ドラマーは、スタジオミュージシャンをしているある方に声をかけた。最近はショート動画でバズってるが、バンドに興味があると聞き、ダメ元でお願いしてみた。ベーシストの友達経由でのやりとりだったが、俺が書いた歌詞を送ったところ、かなり好印象を持ってくれたらしい。自分としては、かなりプレッシャーがかかるが、その分頑張ろうと思えた。
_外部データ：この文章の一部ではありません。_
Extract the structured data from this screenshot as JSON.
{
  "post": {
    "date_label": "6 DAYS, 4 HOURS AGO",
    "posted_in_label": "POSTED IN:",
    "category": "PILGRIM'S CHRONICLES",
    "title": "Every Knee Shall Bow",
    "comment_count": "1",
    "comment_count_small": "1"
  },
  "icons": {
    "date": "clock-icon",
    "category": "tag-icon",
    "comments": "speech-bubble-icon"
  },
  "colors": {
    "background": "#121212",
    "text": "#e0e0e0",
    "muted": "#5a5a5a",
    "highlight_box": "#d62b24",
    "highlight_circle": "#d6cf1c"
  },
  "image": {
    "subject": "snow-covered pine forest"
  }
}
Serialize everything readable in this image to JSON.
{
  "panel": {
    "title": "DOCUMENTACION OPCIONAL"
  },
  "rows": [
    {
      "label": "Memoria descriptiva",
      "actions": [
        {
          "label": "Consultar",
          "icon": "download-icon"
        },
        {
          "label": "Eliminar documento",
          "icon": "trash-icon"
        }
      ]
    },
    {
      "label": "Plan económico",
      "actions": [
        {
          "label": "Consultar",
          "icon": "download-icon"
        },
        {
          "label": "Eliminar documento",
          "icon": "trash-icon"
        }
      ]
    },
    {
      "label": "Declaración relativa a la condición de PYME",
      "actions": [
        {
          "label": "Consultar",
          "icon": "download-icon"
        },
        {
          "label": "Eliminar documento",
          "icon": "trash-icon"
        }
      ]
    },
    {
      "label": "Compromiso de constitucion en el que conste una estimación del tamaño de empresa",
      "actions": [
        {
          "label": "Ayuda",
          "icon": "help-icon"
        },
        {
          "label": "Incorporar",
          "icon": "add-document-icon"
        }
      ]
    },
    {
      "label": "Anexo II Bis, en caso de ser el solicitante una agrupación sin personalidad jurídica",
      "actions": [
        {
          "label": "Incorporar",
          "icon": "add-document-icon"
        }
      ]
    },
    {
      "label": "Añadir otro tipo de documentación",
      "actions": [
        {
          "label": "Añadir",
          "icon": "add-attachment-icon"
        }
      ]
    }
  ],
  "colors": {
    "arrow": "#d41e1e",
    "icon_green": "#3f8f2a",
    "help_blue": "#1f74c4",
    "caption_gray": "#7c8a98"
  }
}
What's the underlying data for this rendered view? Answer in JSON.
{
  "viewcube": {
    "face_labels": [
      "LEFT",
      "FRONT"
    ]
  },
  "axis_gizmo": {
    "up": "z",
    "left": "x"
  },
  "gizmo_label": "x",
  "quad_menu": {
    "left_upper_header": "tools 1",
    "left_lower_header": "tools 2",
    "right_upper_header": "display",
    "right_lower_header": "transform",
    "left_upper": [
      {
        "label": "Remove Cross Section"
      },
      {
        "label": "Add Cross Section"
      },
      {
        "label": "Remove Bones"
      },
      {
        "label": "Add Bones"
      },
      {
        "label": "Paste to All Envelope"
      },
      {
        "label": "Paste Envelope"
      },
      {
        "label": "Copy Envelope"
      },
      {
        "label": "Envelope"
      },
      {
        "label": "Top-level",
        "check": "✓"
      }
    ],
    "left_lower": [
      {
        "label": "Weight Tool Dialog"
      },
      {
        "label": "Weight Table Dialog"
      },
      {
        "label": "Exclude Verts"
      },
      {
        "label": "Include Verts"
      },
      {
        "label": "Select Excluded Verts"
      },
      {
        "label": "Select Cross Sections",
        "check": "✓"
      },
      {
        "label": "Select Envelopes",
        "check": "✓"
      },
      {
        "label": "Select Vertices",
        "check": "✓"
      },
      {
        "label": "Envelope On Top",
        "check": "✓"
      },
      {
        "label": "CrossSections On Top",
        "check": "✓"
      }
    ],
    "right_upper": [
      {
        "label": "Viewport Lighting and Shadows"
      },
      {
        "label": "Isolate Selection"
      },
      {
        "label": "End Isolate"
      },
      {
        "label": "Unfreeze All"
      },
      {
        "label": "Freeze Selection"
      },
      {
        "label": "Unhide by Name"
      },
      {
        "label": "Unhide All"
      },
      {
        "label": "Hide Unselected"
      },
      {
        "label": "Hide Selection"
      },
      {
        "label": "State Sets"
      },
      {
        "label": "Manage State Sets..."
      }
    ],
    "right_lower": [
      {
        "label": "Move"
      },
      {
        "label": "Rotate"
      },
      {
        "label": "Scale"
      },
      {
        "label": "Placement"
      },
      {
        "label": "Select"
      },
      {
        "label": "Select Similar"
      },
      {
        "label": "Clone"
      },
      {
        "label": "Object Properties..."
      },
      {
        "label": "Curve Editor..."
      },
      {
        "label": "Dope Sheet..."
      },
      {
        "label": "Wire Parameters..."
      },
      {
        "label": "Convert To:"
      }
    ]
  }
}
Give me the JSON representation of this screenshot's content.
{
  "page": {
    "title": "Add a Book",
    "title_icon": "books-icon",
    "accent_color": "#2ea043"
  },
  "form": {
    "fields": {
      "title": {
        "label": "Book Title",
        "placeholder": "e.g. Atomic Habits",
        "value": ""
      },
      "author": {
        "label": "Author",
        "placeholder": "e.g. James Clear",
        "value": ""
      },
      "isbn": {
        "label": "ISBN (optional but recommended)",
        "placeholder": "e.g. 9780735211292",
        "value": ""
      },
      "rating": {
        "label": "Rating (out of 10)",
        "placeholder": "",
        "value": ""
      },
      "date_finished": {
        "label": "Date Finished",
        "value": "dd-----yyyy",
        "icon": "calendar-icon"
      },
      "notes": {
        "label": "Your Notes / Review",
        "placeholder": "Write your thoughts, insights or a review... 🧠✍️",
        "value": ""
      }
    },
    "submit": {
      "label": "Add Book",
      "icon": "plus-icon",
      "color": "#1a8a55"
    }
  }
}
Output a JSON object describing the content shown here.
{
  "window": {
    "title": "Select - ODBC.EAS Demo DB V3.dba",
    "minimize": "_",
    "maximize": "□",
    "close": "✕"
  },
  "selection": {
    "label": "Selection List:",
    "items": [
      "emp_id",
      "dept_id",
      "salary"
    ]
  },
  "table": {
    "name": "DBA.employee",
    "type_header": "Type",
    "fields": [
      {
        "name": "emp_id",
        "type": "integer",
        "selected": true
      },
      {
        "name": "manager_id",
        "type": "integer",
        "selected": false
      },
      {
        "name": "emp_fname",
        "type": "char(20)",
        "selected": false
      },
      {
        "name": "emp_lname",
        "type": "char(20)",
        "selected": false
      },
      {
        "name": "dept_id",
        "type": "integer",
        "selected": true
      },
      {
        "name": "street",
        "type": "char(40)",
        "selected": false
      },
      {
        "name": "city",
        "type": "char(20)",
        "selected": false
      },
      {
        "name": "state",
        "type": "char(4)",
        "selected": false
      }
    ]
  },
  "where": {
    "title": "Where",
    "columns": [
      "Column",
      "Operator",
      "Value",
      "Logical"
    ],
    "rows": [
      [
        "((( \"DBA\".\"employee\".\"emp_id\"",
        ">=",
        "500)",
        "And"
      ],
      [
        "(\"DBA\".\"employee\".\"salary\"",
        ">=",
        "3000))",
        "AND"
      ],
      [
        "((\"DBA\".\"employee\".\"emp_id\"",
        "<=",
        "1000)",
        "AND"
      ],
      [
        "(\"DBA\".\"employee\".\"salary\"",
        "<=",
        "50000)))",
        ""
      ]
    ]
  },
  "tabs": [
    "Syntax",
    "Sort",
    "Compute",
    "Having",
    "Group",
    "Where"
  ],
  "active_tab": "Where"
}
キーボードもあるといいかなと考え、海外の音楽院を卒業した、ピアノ専攻の友人に声をかけたところ、二つ返事で了承してくれた。ポップスはあんまり知らないかもしれないが、それが良い効果をもたらしてくれるかもしれない。
そんなメンバーで集まって、俺がデモを作った曲を練習しはじめた。本当は、みんなで曲を作ってほしいけど、みんな「お前が作った方がいい」と煽ってくるばかりで、なかなかやってくれないのだ。仕方なく曲を6曲くらいをなんとか形になるようにした。
売れるためにはデモテープを送る、なんて時代じゃないので、インターネットにあげて、少しずつライブに出るようにした。
ネットにあげた曲はすぐさまバズった。まぁ、元々バズる狙いで作ったので、狙い通りで嬉しかった。これに驕らず、自分のやりたい音楽を作っていこう。
今、なんだか知らない人たちに囲まれながら、よく分かんないけど、すごい名誉あるらしい賞に、我らがバンドが受賞した。
評価されることはとても嬉しいが、自分の表現はまだまだ至らぬところばかりで、先人たちの礎に感謝しながら、少しずつ音楽を進めていけたらと思った。
やっぱりあの時、恋人が、今では妻となっている女性が、私のもじゃもじゃの伸び切った髪を見て、髪を触りながら「バンドマンみたいだね」と言ってくれなかったら、俺は、今頃バンドなんてやっていなかったと思う。